In terms of this spring’s borrowing base redeterminations, Kitchens strikes a less alarmist tone than some observers.
“A lot of people are under the impression that the upcoming borrowing base redetermination season is going to be materially worse than last fall,” she said. “What they’re missing is that it’s been known for a year that the commodity hedge positions will have rolled off at the end of last year and that they can’t be replaced. If there are covenant breaches and other issues that have to be addressed, that’s also a factor that’s already been taken into consideration. That’s already in the projections. It’s not a surprise to the banks or to the clients.”
The bottom line for Kitchens is that the spring redeterminations are not expected to be materially different than in the fall. “Yes, there will probably be some deeper cuts on a case-by-case basis, and those will progress more rapidly to asset sales and workouts,” she said. “But, on average, you’re probably not going to see more than another 15% to 20% decrease in borrowing bases.”
Not that there is no cause for concern, especially if the lower-for-longer thesis bears out, said Kitchens.
“The longer the duration of a lower price environment, and the less capex that’s being spent to offset depletion, the riskier the credits become,” she observed.
In that vein, she pointed to the Shared National Credit Exam conducted by the Federal Reserve, which found that classified commitments—a credit rated substandard, doubtful or loss—among oil and gas borrowers totaled $34.2 billion in 2015. This represented 15% of total classified commitments as compared to 3.6%, totaling $6.9 billion, in 2014.
And to strengthen less robust balance sheets, the more leveraged E&Ps are likely to turn increasingly to asset sales, according to Kitchens.

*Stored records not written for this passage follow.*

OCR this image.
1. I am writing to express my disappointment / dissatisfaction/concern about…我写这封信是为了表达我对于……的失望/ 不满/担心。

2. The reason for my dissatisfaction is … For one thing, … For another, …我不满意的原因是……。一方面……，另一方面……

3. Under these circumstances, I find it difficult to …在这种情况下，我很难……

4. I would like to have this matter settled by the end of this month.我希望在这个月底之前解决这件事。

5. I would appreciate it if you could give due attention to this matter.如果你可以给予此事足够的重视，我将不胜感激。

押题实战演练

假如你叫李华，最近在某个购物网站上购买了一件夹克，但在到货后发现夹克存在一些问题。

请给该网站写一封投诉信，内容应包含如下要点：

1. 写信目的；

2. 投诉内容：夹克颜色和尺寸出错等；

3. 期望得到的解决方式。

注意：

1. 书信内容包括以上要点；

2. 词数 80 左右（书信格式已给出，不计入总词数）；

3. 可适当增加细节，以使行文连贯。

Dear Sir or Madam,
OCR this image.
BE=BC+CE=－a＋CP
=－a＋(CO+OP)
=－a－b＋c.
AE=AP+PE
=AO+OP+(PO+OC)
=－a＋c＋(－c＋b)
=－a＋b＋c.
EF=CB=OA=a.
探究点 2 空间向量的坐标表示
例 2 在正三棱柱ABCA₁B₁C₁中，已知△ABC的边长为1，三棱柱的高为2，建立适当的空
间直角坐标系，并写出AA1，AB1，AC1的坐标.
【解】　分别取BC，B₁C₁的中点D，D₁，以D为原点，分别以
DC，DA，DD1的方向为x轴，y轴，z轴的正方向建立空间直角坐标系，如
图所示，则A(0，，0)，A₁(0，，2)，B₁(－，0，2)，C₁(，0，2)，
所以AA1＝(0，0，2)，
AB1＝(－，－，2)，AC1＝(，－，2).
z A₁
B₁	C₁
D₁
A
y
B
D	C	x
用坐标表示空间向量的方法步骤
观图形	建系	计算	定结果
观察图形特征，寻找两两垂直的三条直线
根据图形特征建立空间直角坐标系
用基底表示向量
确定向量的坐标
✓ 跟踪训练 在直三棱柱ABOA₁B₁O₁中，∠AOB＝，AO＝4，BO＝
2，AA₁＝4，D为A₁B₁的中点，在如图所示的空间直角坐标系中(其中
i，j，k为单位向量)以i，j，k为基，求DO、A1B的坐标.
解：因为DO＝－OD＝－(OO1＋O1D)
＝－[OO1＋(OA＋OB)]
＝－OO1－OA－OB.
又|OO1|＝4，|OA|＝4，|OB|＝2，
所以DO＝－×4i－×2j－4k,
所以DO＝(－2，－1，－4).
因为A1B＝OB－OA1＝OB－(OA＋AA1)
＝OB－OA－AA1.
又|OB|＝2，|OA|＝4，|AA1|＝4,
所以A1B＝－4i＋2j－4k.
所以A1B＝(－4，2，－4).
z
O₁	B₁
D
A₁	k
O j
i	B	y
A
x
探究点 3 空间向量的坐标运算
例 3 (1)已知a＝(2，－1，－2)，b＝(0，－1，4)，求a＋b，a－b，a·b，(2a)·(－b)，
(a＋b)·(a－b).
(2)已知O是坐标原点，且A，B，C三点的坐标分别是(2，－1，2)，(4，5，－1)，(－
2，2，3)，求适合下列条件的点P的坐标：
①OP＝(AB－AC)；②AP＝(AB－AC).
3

“The longer the price downturn lasts, or perhaps more importantly, the longer everyone thinks it will last, the more pressure will build from lenders to have their clients shore up their balance sheets with asset sales,” she said. She advised moving swiftly: “Don’t be caught in the middle of a rush to market.”
In addition to E&Ps being proactive in terms of asset sales, joint ventures and M&A activity are also on the horizon. For deals, the bid-ask spread is likely to narrow, probably in the late summer, she forecast, and this could kick off a “fairly robust M&A marketplace” for which her team is ready.